Kant on European Imperialism, War, and Republican Government by Will Durant

 

Channel: AudibleSuperfan
Duration: 3:2
Description:  Immanuel Kant (22 April 1724 — 12 February 1804) was an 18th-century German philosopher and geographer from the Prussian city of Königsberg. He was the last influential philosopher of the classic period of the theory of knowledge (corresponding to the Enlightenment nurtured by thinkers John Locke, Gottfried Leibniz, George Berkeley, and David Hume).
One of his most prominent works is the Critique of Pure Reason, an investigation into the structure of reason. It suggests that traditional metaphysics can be reformed through epistemology, as we can face metaphysical problems fruitfully by understanding the sources and limits of knowledge. His other main works are the Critique of Practical Reason, which concentrates on ethics, and the Critique of Judgment, which investigates aesthetics and teleology.

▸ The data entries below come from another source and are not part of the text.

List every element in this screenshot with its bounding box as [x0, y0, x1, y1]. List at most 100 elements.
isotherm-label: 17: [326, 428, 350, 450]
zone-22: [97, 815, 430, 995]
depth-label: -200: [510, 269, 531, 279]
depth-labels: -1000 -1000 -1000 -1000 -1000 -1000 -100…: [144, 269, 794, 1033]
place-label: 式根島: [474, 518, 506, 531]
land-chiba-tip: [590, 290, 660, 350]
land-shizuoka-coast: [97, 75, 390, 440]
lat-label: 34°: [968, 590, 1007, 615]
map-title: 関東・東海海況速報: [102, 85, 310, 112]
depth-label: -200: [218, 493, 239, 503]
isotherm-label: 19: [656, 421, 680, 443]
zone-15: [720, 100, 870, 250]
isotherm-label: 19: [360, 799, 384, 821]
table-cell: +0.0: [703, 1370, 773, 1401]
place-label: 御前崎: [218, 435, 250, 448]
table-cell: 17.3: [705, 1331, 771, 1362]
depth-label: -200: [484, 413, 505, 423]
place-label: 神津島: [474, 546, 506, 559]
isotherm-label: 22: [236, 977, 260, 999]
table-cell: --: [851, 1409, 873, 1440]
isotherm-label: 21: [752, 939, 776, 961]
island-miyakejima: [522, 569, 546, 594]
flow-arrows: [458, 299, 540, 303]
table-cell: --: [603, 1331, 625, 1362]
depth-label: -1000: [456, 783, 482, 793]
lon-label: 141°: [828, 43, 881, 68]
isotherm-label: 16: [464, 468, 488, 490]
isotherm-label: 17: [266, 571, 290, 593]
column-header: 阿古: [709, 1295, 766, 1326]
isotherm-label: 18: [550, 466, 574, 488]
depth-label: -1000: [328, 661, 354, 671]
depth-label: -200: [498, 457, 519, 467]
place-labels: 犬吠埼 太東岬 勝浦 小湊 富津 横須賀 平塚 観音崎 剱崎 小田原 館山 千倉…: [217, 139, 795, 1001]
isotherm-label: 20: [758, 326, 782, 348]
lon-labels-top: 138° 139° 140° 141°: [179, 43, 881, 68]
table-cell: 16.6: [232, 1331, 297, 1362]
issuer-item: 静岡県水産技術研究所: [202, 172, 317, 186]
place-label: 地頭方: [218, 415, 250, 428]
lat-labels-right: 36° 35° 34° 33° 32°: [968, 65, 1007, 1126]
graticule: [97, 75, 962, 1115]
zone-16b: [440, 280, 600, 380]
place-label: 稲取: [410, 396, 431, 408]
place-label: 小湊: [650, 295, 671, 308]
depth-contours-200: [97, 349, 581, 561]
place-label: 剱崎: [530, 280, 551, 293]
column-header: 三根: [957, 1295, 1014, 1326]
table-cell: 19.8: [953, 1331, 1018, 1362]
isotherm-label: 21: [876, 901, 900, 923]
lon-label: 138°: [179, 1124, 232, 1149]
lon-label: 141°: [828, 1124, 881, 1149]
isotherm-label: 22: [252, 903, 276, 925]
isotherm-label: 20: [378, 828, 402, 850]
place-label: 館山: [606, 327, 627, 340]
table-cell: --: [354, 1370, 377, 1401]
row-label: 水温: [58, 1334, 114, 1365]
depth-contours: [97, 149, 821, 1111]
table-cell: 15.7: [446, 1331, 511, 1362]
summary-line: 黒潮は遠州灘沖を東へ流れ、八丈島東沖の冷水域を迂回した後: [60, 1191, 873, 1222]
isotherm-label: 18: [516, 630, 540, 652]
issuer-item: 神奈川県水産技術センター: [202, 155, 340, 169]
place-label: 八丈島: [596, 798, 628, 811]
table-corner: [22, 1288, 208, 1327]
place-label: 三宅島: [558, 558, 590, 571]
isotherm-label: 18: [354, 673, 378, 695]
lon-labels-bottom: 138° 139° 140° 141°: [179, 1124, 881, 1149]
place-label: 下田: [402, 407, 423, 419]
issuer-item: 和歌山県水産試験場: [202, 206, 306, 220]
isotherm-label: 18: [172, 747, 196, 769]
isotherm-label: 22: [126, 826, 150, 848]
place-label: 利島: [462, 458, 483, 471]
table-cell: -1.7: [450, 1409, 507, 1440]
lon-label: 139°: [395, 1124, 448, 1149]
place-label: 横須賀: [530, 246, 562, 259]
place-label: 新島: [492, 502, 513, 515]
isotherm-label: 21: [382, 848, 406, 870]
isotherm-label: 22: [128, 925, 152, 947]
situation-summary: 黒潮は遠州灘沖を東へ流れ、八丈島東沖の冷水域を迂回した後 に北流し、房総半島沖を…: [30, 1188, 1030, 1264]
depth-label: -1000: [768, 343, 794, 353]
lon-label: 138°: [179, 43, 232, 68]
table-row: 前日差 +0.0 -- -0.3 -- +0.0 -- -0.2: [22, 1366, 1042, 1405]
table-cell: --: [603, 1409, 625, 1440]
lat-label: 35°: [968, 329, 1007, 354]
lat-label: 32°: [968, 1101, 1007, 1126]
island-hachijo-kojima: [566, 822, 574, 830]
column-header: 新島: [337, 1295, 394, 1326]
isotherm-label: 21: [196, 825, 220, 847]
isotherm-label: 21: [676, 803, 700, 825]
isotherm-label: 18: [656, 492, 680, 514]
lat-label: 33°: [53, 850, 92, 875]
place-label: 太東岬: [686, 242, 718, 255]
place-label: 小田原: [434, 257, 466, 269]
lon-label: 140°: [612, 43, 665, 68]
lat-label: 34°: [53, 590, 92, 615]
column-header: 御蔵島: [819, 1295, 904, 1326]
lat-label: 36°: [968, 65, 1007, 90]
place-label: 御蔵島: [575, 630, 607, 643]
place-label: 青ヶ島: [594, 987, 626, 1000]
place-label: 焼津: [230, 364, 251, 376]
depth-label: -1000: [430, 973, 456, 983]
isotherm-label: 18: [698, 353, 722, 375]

The Story of Philosophy: the Lives and Opinions of the Greater Philosophers is a book by Will Durant that profiles several prominent Western philosophers and their ideas, beginning with Plato and on through Friedrich Nietzsche. Durant attempts to show the interconnection of their ideas and how one philosopher’s ideas informed the next.
Philosophers profiled are, in order: Plato, Aristotle, Francis Bacon, Baruch Spinoza, Voltaire (with a section on Rousseau), Immanuel Kant (with a section on Hegel), Arthur Schopenhauer, Herbert Spencer, and Friedrich Nietzsche.
The final two chapters are devoted to European and then American philosophers. Henri Bergson, Benedetto Croce, and Bertrand Russell are covered in the tenth, and George Santayana, William James, and John Dewey are covered in the eleventh.